Introduction

SweetDreams2015

New member
Hello everyone. I'm 40 years old, from the USA, married (together 17 years) with four kids. I have a bf in the UK who has a neat polycule of his own over there. My husband has a gf about an hour away. Never know exactly what to write for these things. Anything else you would like to know, feel free to ask.
 
Hi SweetDreams2015 - Just a quick note to welcome you to the Forum - will look forward to reading your posts. Best of luck on your continuing poly journey! Al
 
Welcome to the forums! :)

You sound well established. Look forward to hearing more about your situation and your advice on the forums.

-Shaya
 
Thanks guys. It's been an interesting ride for sure through poly. Lots of ups and downs and hard earned lessons along the way. Well worth it though.
 
I should add to my introduction that I identify as pansexual, RA, horribly independent, outspoken and only actually live with my husband between a 1/4-1/2 of the year. He works away from home half of every month then his time off is divided as he sees fit between me, his gf and time with the kids. His gf is in the process of moving into the house he and I share. We're adding another bedroom/art studio that will be my personal space. Right now my budget only allows visits to the U.K. 3-4 times a year. Once my personal room is done I will have my bf come here to the states when his schedule allows.
 
That sounds pretty amazing, SweetDreams! What I wouldn't give for a bedroom of my own. :D What's your relationship with your husband's gf like? Does her moving in mean you'd end up seeing more of her than your husband, since he's away so much?
 
That sounds pretty amazing, SweetDreams! What I wouldn't give for a bedroom of my own. :D What's your relationship with your husband's gf like? Does her moving in mean you'd end up seeing more of her than your husband, since he's away so much?

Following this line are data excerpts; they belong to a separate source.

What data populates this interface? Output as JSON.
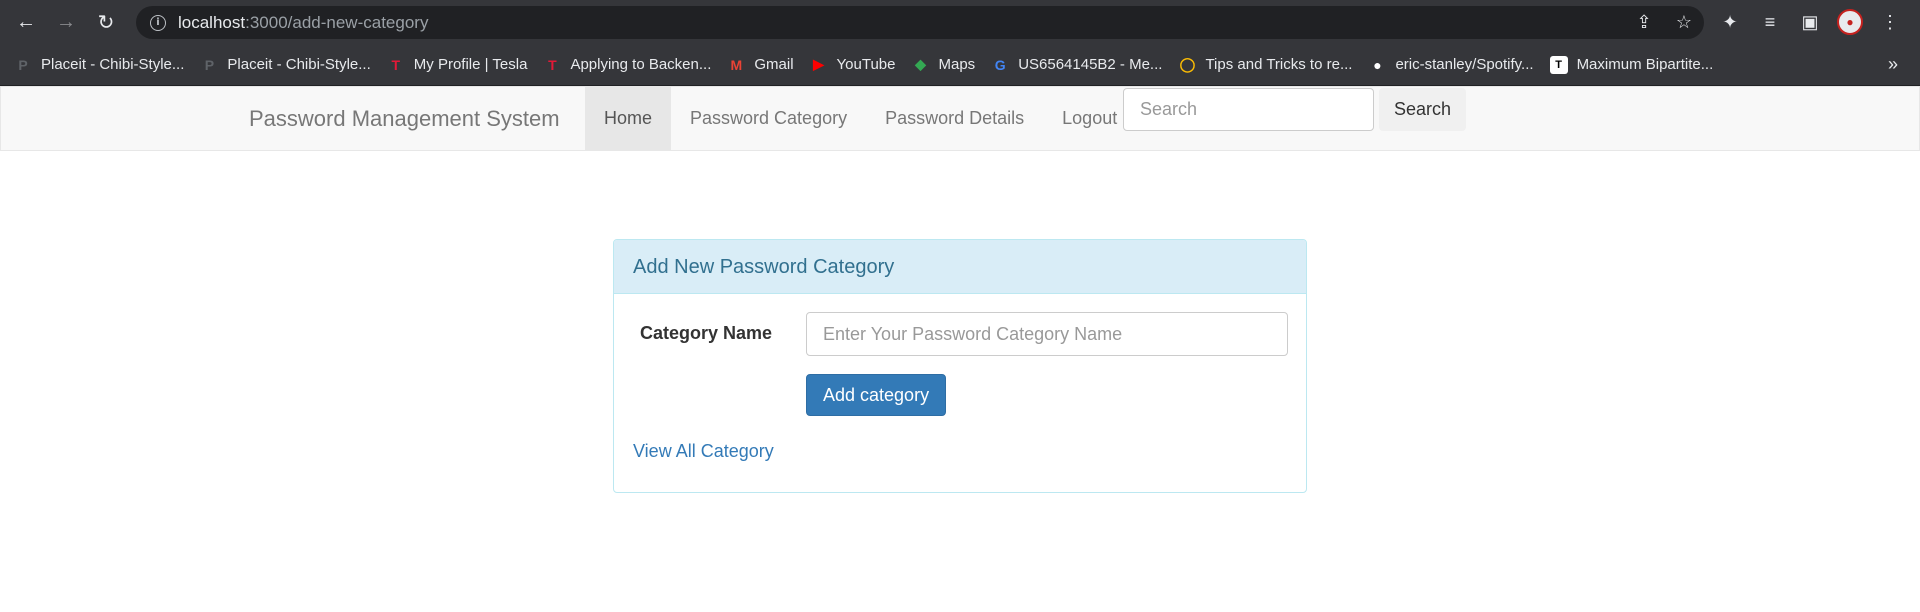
{
  "browser": {
    "url_host": "localhost",
    "url_path": ":3000/add-new-category",
    "bookmarks": [
      {
        "label": "Placeit - Chibi-Style...",
        "icon": "placeit-icon",
        "color": "#5f6368",
        "glyph": "P"
      },
      {
        "label": "Placeit - Chibi-Style...",
        "icon": "placeit-icon",
        "color": "#5f6368",
        "glyph": "P"
      },
      {
        "label": "My Profile | Tesla",
        "icon": "tesla-icon",
        "color": "#e31937",
        "glyph": "T"
      },
      {
        "label": "Applying to Backen...",
        "icon": "tesla-icon",
        "color": "#e31937",
        "glyph": "T"
      },
      {
        "label": "Gmail",
        "icon": "gmail-icon",
        "color": "#ea4335",
        "glyph": "M"
      },
      {
        "label": "YouTube",
        "icon": "youtube-icon",
        "color": "#ff0000",
        "glyph": "▶"
      },
      {
        "label": "Maps",
        "icon": "maps-icon",
        "color": "#34a853",
        "glyph": "◆"
      },
      {
        "label": "US6564145B2 - Me...",
        "icon": "google-icon",
        "color": "#4285f4",
        "glyph": "G"
      },
      {
        "label": "Tips and Tricks to re...",
        "icon": "ring-icon",
        "color": "#fbbc04",
        "glyph": "◯"
      },
      {
        "label": "eric-stanley/Spotify...",
        "icon": "github-icon",
        "color": "#ffffff",
        "glyph": "●"
      },
      {
        "label": "Maximum Bipartite...",
        "icon": "tih-icon",
        "color": "#ffffff",
        "glyph": "T"
      }
    ],
    "overflow_label": "»"
  },
  "navbar": {
    "brand": "Password Management System",
    "links": [
      "Home",
      "Password Category",
      "Password Details",
      "Logout"
    ],
    "search_placeholder": "Search",
    "search_button": "Search"
  },
  "panel": {
    "heading": "Add New Password Category",
    "field_label": "Category Name",
    "field_placeholder": "Enter Your Password Category Name",
    "submit_label": "Add category",
    "view_all_label": "View All Category"
  }
}
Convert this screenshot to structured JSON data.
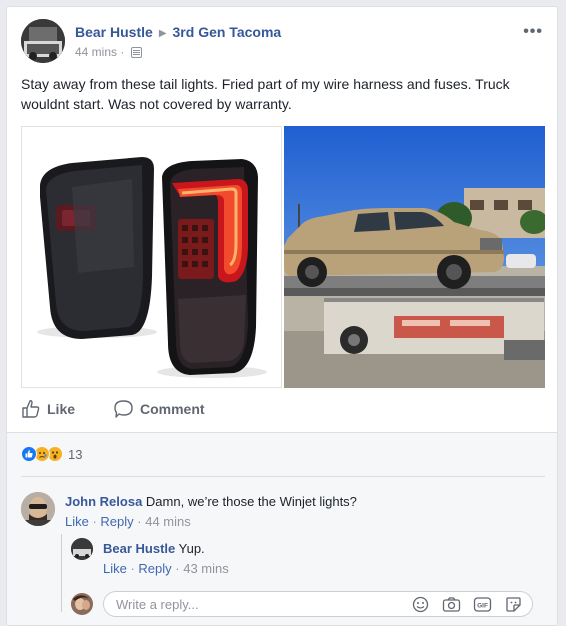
{
  "post": {
    "author": "Bear Hustle",
    "group": "3rd Gen Tacoma",
    "time": "44 mins ·",
    "text": "Stay away from these tail lights. Fried part of my wire harness and fuses. Truck wouldnt start. Was not covered by warranty."
  },
  "actions": {
    "like": "Like",
    "comment": "Comment"
  },
  "reactions": {
    "icons": [
      "like-reaction",
      "sad-reaction",
      "wow-reaction"
    ],
    "count": "13"
  },
  "comments": [
    {
      "author": "John Relosa",
      "text": "Damn, we’re those the Winjet lights?",
      "like": "Like",
      "reply": "Reply",
      "time": "44 mins"
    }
  ],
  "replies": [
    {
      "author": "Bear Hustle",
      "text": "Yup.",
      "like": "Like",
      "reply": "Reply",
      "time": "43 mins"
    }
  ],
  "reply_box": {
    "placeholder": "Write a reply..."
  },
  "colors": {
    "link": "#385898",
    "muted": "#90949c",
    "like_blue": "#1877f2",
    "reaction_yellow": "#f7b125"
  }
}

I just met her for the first time last week. She's very sweet. We have talked through text and Facebook messenger for a while now. I held off meeting her until they had a well established relationship. I will end up seeing her more than he does. It will be an adjustment for me and I have some of my own territorial issues to handle. I think it can all be worked out though. It's things like towels folded a certain way, dishes washed in a certain order, day time routines I get fidgety about having interrupted. That's why I requested my own personal space so I can retreat when I need to handle something that is mine alone to figure out.
 
It will be an adjustment for me and I have some of my own territorial issues to handle. I think it can all be worked out though. It's things like towels folded a certain way, dishes washed in a certain order, day time routines I get fidgety about having interrupted. That's why I requested my own personal space so I can retreat when I need to handle something that is mine alone to figure out.

Oh, I hear that! When a friend of mine moved into my house (at my invitation) a few months ago, I really struggled over sharing space in the refrigerator/pantry. It's funny how specific these territorial moments can be, isn't it? I hope that you find, as I did, that emotional-management skills picked up from poly relating can apply. (In my own case, I dug down into the reasons for my discomfort, and discovered that my attachment to having a well-stocked pantry revolves around my fierce dedication to feeding the family and the fact that my chronic health condition limits me to once-a-week shopping expeditions. Once I realized that my housemate could be a resource for picking up mid-week groceries as well as a limit on my storage space, I calmed right down! ;) )
 
Greetings SweetDreams2015,
Welcome to our forum. Please feel free to lurk, browse, etc.

Sounds like you have been poly for awhile, and are working things out. Poly can be difficult, but it can also be very worth it. I'm glad you could join us, hope you'll enjoy your stay.